Al hacer un breve análisis de los movimientos sociales actuales, podemos observar que no trabajan de manera conjunta, es decir, de manera síncrona entre los movimientos que actúan en diferentes ámbitos de lucha. Antes que nada, decir que este artículo es un complemento de la traducción del artículo Un debate sobre la política de alianzas, donde trazaré unas pinceladas acerca de los numerosos ámbitos o sectores de lucha y pensar en cómo construir un movimiento multisectorial, es decir, un movimiento amplio formado por una red de movimientos sociales que trabajan coordinados en diferentes sectores y a la vez se articulen con base al denominador común de la autonomía, el feminismo y el anticapitalismo.

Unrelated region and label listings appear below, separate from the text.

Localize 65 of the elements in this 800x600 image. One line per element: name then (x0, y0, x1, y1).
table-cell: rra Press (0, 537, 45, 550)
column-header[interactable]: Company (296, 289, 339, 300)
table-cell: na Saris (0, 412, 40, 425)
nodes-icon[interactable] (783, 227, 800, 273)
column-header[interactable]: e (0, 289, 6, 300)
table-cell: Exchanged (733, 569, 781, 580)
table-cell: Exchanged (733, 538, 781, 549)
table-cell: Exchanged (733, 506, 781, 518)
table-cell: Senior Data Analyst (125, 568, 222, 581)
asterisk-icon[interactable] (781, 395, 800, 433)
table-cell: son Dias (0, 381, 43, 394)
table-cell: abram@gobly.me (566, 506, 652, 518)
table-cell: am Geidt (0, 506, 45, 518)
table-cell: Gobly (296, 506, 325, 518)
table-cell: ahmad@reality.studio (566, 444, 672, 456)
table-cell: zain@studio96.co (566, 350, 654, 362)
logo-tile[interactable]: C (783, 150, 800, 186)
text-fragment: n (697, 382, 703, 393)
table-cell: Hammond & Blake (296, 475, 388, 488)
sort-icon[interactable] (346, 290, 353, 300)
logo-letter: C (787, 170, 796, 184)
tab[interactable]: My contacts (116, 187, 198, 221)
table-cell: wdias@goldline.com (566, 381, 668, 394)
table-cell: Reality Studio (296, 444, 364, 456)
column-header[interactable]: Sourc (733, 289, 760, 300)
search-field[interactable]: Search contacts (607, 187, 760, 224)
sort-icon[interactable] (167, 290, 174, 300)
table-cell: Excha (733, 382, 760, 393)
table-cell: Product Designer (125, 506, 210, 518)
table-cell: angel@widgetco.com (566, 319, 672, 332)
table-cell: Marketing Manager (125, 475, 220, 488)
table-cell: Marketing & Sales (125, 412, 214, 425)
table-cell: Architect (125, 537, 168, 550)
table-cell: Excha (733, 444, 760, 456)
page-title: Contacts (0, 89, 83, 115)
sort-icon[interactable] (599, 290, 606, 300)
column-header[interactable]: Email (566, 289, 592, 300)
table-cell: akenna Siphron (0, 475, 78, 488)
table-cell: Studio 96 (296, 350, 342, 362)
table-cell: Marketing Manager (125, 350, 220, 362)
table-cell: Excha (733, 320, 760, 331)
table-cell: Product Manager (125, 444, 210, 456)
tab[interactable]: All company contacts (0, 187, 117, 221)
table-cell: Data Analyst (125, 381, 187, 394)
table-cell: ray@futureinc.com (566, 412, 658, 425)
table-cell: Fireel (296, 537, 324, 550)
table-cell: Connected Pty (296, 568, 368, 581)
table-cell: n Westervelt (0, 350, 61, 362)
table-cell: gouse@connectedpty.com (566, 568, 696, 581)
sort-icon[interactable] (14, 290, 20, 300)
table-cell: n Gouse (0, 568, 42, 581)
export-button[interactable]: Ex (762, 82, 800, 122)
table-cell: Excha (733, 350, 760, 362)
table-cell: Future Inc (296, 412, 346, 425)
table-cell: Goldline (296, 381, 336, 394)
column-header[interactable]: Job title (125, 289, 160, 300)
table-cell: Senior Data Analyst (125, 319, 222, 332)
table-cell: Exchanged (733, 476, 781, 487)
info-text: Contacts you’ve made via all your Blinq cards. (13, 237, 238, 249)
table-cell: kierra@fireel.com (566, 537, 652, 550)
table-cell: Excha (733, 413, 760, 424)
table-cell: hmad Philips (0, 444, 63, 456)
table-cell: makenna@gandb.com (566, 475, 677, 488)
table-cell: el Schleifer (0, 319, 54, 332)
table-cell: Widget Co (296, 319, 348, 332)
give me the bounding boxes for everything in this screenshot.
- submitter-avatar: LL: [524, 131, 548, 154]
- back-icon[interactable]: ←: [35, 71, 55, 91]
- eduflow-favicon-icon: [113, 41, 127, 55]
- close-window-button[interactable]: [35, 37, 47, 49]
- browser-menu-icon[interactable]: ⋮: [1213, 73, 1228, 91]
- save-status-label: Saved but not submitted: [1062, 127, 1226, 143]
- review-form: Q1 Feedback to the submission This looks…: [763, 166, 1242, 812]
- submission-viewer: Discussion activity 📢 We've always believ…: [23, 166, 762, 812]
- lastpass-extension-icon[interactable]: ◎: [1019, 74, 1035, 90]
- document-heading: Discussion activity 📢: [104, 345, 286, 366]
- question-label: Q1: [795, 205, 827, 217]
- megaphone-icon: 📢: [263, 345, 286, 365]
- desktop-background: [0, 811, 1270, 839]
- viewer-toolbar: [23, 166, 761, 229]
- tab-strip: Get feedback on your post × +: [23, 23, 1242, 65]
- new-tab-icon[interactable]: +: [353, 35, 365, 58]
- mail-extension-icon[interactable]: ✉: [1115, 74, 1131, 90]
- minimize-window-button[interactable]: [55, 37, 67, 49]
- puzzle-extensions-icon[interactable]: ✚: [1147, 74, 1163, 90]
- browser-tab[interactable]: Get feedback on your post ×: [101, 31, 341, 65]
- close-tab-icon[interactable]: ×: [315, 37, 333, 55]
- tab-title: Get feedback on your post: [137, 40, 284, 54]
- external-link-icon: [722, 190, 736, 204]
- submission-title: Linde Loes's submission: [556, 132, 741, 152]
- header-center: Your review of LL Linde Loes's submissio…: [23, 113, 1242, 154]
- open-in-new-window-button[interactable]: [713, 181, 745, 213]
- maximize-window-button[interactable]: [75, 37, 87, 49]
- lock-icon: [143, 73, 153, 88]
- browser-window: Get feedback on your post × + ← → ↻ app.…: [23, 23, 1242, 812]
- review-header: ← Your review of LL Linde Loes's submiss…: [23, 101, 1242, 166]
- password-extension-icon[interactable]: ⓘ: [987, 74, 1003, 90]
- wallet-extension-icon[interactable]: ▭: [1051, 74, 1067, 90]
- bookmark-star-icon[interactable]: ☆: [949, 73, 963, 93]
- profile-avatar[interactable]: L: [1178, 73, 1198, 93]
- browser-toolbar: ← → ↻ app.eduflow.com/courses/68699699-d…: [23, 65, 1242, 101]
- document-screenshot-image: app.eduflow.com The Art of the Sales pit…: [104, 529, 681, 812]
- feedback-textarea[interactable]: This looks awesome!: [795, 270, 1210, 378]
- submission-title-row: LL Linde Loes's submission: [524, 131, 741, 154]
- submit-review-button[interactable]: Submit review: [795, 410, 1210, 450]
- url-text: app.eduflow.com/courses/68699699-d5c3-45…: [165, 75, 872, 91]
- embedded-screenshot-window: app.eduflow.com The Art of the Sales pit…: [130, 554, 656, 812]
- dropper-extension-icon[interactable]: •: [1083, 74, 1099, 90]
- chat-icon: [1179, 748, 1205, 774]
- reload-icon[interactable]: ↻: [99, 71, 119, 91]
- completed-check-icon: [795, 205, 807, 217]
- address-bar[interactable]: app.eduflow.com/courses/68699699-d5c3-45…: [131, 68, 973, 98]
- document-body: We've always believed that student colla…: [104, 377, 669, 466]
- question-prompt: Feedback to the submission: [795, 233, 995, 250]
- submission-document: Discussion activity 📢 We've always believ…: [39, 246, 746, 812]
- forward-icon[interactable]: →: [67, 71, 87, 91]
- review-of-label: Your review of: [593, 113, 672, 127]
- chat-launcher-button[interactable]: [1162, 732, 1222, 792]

Sabemos que la raíz de todos los problemas reside en el sistema capitalista y los Estados modernos que lo sustentan, y que con base en este sistema económico, político y social se sustenta un modelo productivo basado en la propiedad privada sobre los medios de producción y el beneficio privado como principio fundamental. Todo ello constituye lo que conocemos como lo estructural, y sus manifestaciones en todos los ámbitos de nuestras vidas, se conoce como lo coyuntural, lo que podríamos destacar principalmente: territorio, trabajo, servicios públicos, alojamieto y represión. Cuando analizamos el espacio político-social, debemos reconocer los problemas coyunturales que se manifiestan a consecuencia de la estructura material:

—Dentro de la cuestión territorial se englobarían los ámbitos en los cuales los intereses de la clase dominante sobre el territorio entran en conflicto con los de la clase trabajadora. Es el espacio físico en el cual tendrán todas las luchas, así que podemos destacar los siguientes ámbitos: de barrio, vecinal o de distrito si hablamos de ciudades, rural y las luchas por la tierra si hablamos de zonas no urbanizadas o no industrializadas, e incluso podríamos incluir las luchas de liberación nacional por la autodeterminación de los pueblos frente al imperialismo. El ecologismo y la soberanía alimentaria entraría también dentro de esta categoría.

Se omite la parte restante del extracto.